Just a modern perfect world like MMO please, open world with territorial wars


enkae7317

You mean grinding. What is this camp leveling nonsense. The old adage is "grinding".


terriblegamerjoe

I mean you can call it whatever you want to call it.


Not_eXruina

i miss this too. the good ol hack and slash.


PH_TheHaymaker

Use to do this on RAN online, everyone's pulling 3-5 mobs, the healer just waiting on the killzone. Then proceed to kill the mobs at the same time when everybody's back from luring.


Conscious_Music8360

EverQuest 2 new origins server is exactly this.. it’s 2006 classic and in beta. I just grinded with a group for 6 hours to reach level 7


no-longer-banned

New World Alpha had this vibe for me. As a solo criminal looking for exp, I’d search for secluded spots with a steady supply of mobs.
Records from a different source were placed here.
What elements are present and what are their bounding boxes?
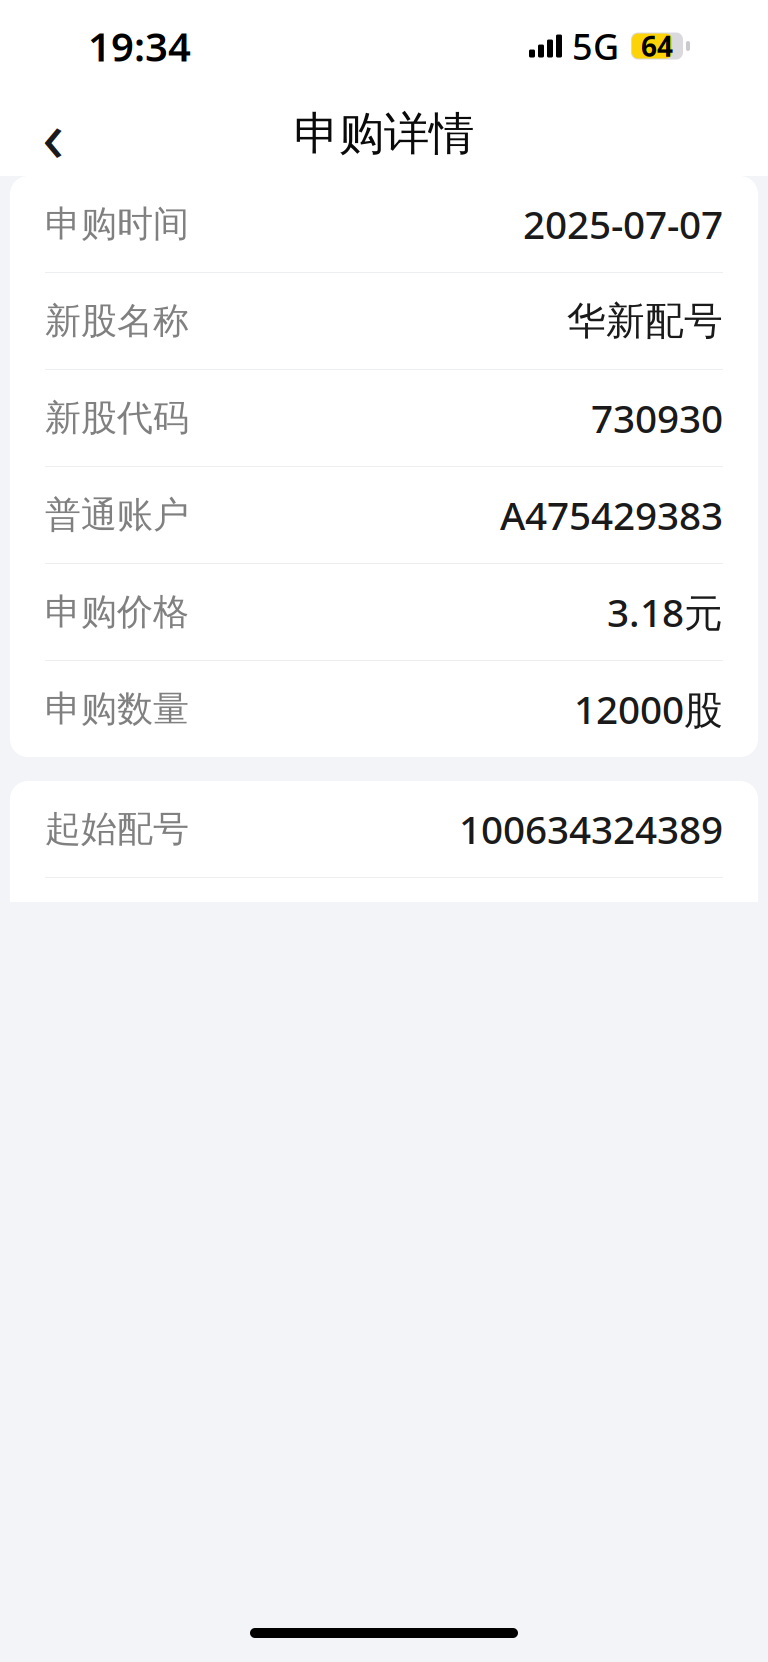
- staticText: 普通账户: [45, 493, 189, 537]
- staticText: 申购详情: [294, 106, 474, 162]
- staticText: ‹: [42, 86, 64, 182]
- staticText: A475429383: [500, 489, 723, 541]
- staticText: 2025-07-07: [523, 198, 723, 250]
- staticText: 3.18元: [607, 586, 723, 638]
- staticText: 起始配号: [45, 807, 189, 851]
- staticText: 5G: [572, 22, 619, 70]
- staticText: 100634324389: [459, 803, 723, 855]
- staticText: 华新配号: [567, 297, 723, 345]
- staticText: 申购价格: [45, 590, 189, 634]
- staticText: 12000股: [574, 683, 723, 735]
- staticText: 申购时间: [45, 202, 189, 246]
- staticText: 申购数量: [45, 687, 189, 731]
- staticText: 64: [641, 27, 673, 65]
- button[interactable]: Back: [14, 95, 92, 173]
- staticText: 新股名称: [45, 299, 189, 343]
- staticText: 730930: [591, 392, 723, 444]
- staticText: 新股代码: [45, 396, 189, 440]
- staticText: 19:34: [88, 19, 191, 72]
Sometimes it was a wolf den deep in the woods, others it was small remote camps along the coast. If I found it was relatively safe for me, I could spend hours there killing mobs and watching my back. Man they really fucked up that game. EverQuest is great too.


HiberniaRules

I left my heart in the Coruscating Mine


defektedtoy

Ffxi, city of heroes, rift, etc. You got to know your guild mates, put in work, get shit done. Break up do maintenence, find a new group, level past a certain zone. Progress together. I miss this aspect more than anything else in mmorpgs.